Lithium-ion battery fires or explosions can occur when the units are defective, damaged, overheated, overcharged or come into contact with reactive substances (such as nitric acid, as could have happened on the X-Press Pearl lost in Colombo in 2021). Such fires can burn with twice the energy of petrol fires.

Ship operators seemingly have little control over some risk factors. They can check packaging and manufacturers’ certifications, but may lack the capability to identify issues, particularly when batteries are wrongly declared (listed as ‘computer parts’ in a container that caught fire before loading in the US in late 2021). Dangerous situations have been overlooked even when properly documented (including only partial battery disconnection when transporting electric vehicles), suggesting that increased training, regulation and perhaps new fire detection technologies will be needed to make carrying batteries safe.

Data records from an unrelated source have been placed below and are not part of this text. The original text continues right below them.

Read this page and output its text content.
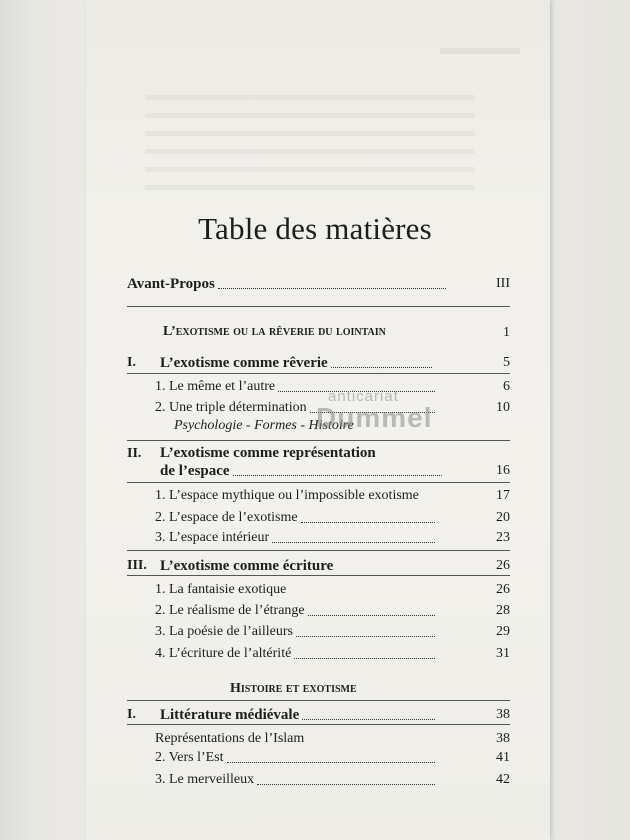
Table des matières
Avant-Propos	III
L’exotisme ou la rêverie du lointain	1
I. L’exotisme comme rêverie	5
1. Le même et l’autre	6
2. Une triple détermination	10
Psychologie - Formes - Histoire
II. L’exotisme comme représentation
de l’espace	16
1. L’espace mythique ou l’impossible exotisme	17
2. L’espace de l’exotisme	20
3. L’espace intérieur	23
III. L’exotisme comme écriture	26
1. La fantaisie exotique	26
2. Le réalisme de l’étrange	28
3. La poésie de l’ailleurs	29
4. L’écriture de l’altérité	31
Histoire et exotisme
I. Littérature médiévale	38
Représentations de l’Islam	38
2. Vers l’Est	41
3. Le merveilleux	42
anticariat
Dummel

Supplementing global cross-industry safety regulations and carriage requirements around lithium-ion batteries, some maritime-specific initiatives are emerging. Guidance on carrying batteries in containers was published by a coalition of insurers and cargo handlers in March. The document identifies several main challenges for safe handling across the supply chain, including the proper classification of batteries, understanding battery test summary documentation, declaration of cargo (including shipper and packing declarations), container inspection regimes and implementing effective ‘know your customer’ schemes.

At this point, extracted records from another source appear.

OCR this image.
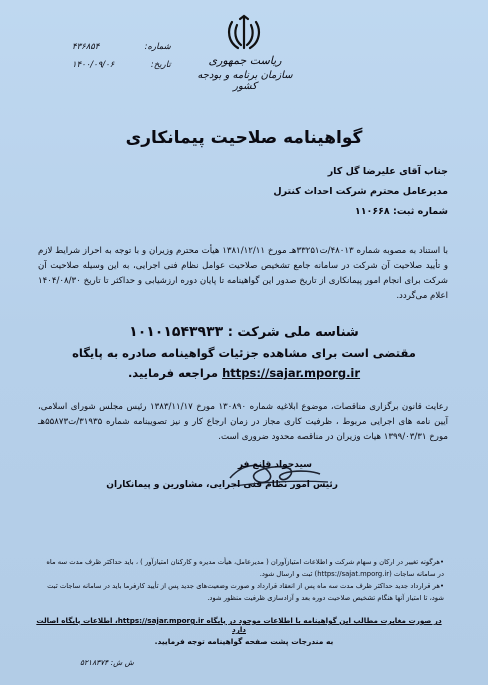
شماره: ۴۳۶۸۵۴
تاریخ: ۱۴۰۰/۰۹/۰۶	ریاست جمهوری
سازمان برنامه و بودجه کشور
گواهینامه صلاحیت پیمانکاری
جناب آقای علیرضا گل کار
مدیرعامل محترم شرکت احداث کنترل
شماره ثبت: ۱۱۰۶۶۸
با استناد به مصوبه شماره ۴۸۰۱۳/ت۳۳۲۵۱هـ مورخ ۱۳۸۱/۱۲/۱۱ هیأت محترم وزیران و با توجه به احراز شرایط لازم و تأیید صلاحیت آن شرکت در سامانه جامع تشخیص صلاحیت عوامل نظام فنی اجرایی، به این وسیله صلاحیت آن شرکت برای انجام امور پیمانکاری از تاریخ صدور این گواهینامه تا پایان دوره ارزشیابی و حداکثر تا تاریخ ۱۴۰۴/۰۸/۳۰ اعلام می‌گردد.
شناسه ملی شرکت : ۱۰۱۰۱۵۴۳۹۳۳
مقتضی است برای مشاهده جزئیات گواهینامه صادره به پایگاه
https://sajar.mporg.ir مراجعه فرمایید.
رعایت قانون برگزاری مناقصات، موضوع ابلاغیه شماره ۱۳۰۸۹۰ مورخ ۱۳۸۳/۱۱/۱۷ رئیس مجلس شورای اسلامی، آیین نامه های اجرایی مربوط ، ظرفیت کاری مجاز در زمان ارجاع کار و نیز تصویبنامه شماره ۳۱۹۳۵/ت۵۵۸۷۳هـ مورخ ۱۳۹۹/۰۳/۳۱ هیات وزیران در مناقصه محدود ضروری است.
سیدجواد قانع فر
رئیس امور نظام فنی اجرایی، مشاورین و پیمانکاران
•هرگونه تغییر در ارکان و سهام شرکت و اطلاعات امتیازآوران ( مدیرعامل، هیأت مدیره و کارکنان امتیازآور ) ، باید حداکثر ظرف مدت سه ماه در سامانه ساجات (https://sajat.mporg.ir) ثبت و ارسال شود.
•هر قرارداد جدید حداکثر ظرف مدت سه ماه پس از انعقاد قرارداد و صورت وضعیت‌های جدید پس از تأیید کارفرما باید در سامانه ساجات ثبت شود، تا امتیاز آنها هنگام تشخیص صلاحیت دوره بعد و آزادسازی ظرفیت منظور شود.
در صورت مغایرت مطالب این گواهینامه با اطلاعات موجود در پایگاه https://sajar.mporg.ir، اطلاعات پایگاه اصالت دارد
به مندرجات پشت صفحه گواهینامه توجه فرمایید.
ش ش: ۵۲۱۸۳۷۴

Technology development is another area of focus. Safetytech Accelerator, a multi-industry start-up incubator established by Lloyd’s Register, launched the Cargo Fire & Loss Innovation Initiative in February. With participation (and prospective funding) from Evergreen Line, HMM, Maersk, Offen Group, ONE (Ocean Network Express) and Seaspan, the initiative is seeking advanced technology solutions to reduce the occurrence and impact of cargo fires, with a particular interest in challenges caused by “the increasing carriage of lithium-ion batteries either in containers or within electric vehicles on car-carriers”.

Regulatory reinforcement

While voluntary guidelines and technology advances may help, regulation is the ultimate safety net. The carriage of batteries by sea is regulated under the International Maritime Organization’s (IMO) International Maritime Dangerous Goods (IMDG) Code, in which the different types of lithium-ion batteries are listed as Class 9 hazardous materials. However, P&I club Gard notes that this classification, the lowest in the IMDG Code, may underrepresent the risks that the batteries present. Further, special provisions in the code can encourage shippers to mis-categorise batteries, applying less onerous carriage requirements to batteries that carry greater risk.

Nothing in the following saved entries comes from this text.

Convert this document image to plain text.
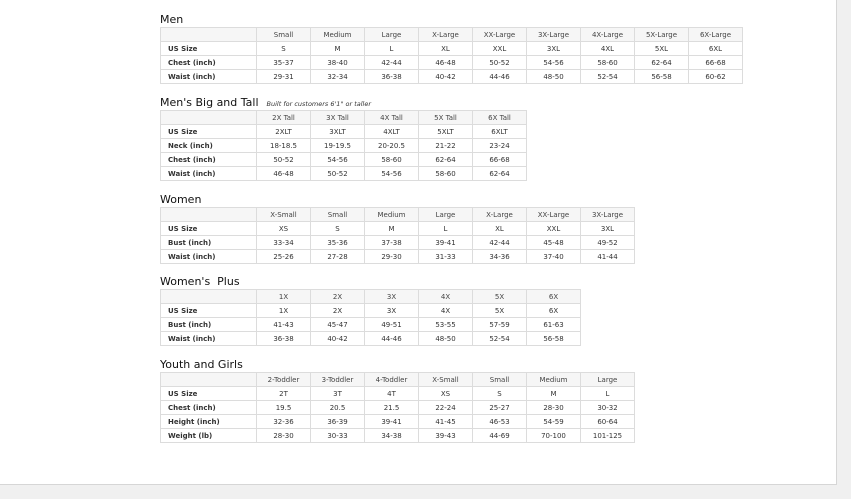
Men
	Small	Medium	Large	X-Large	XX-Large	3X-Large	4X-Large	5X-Large	6X-Large
US Size	S	M	L	XL	XXL	3XL	4XL	5XL	6XL
Chest (inch)	35-37	38-40	42-44	46-48	50-52	54-56	58-60	62-64	66-68
Waist (inch)	29-31	32-34	36-38	40-42	44-46	48-50	52-54	56-58	60-62
Men's Big and Tall Built for customers 6'1" or taller
	2X Tall	3X Tall	4X Tall	5X Tall	6X Tall
US Size	2XLT	3XLT	4XLT	5XLT	6XLT
Neck (inch)	18-18.5	19-19.5	20-20.5	21-22	23-24
Chest (inch)	50-52	54-56	58-60	62-64	66-68
Waist (inch)	46-48	50-52	54-56	58-60	62-64
Women
	X-Small	Small	Medium	Large	X-Large	XX-Large	3X-Large
US Size	XS	S	M	L	XL	XXL	3XL
Bust (inch)	33-34	35-36	37-38	39-41	42-44	45-48	49-52
Waist (inch)	25-26	27-28	29-30	31-33	34-36	37-40	41-44
Women's  Plus
	1X	2X	3X	4X	5X	6X
US Size	1X	2X	3X	4X	5X	6X
Bust (inch)	41-43	45-47	49-51	53-55	57-59	61-63
Waist (inch)	36-38	40-42	44-46	48-50	52-54	56-58
Youth and Girls
	2-Toddler	3-Toddler	4-Toddler	X-Small	Small	Medium	Large
US Size	2T	3T	4T	XS	S	M	L
Chest (inch)	19.5	20.5	21.5	22-24	25-27	28-30	30-32
Height (inch)	32-36	36-39	39-41	41-45	46-53	54-59	60-64
Weight (lb)	28-30	30-33	34-38	39-43	44-69	70-100	101-125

The IMDG Code is reviewed regularly, but much deeper changes would be needed for shipping to match aviation’s battery safety regime. For example, International Air Transport Association (IATA) regulations forbid the carriage of waste batteries, which have been cited as a potential source in several cargo fires, as well as the charge level of batteries in air freight.

As regulation and technology take time to evolve, one intermediate solution could also be borrowed from aviation. In 2021, IATA introduced voluntary certification of operators’ lithium-ion battery safety standards, under its Center of Excellence for Independent Validators (CEIV) Lithium Batteries accreditation. Qatar Airways, Turkish Cargo and LATAM Chile are among the airlines to have undertaken the verification, which tests operators’ processes and regulatory compliance, resulting in a certification that cargo owners can use as evidence of good practice.

An equivalent voluntary certification for maritime operators would go some way to providing the training framework and capabilities that ship operators need. Supplemented by advances in technology and regulatory developments, it is one option for ensuring safe operations as the global demand for lithium-ion battery cargoes continues to grow.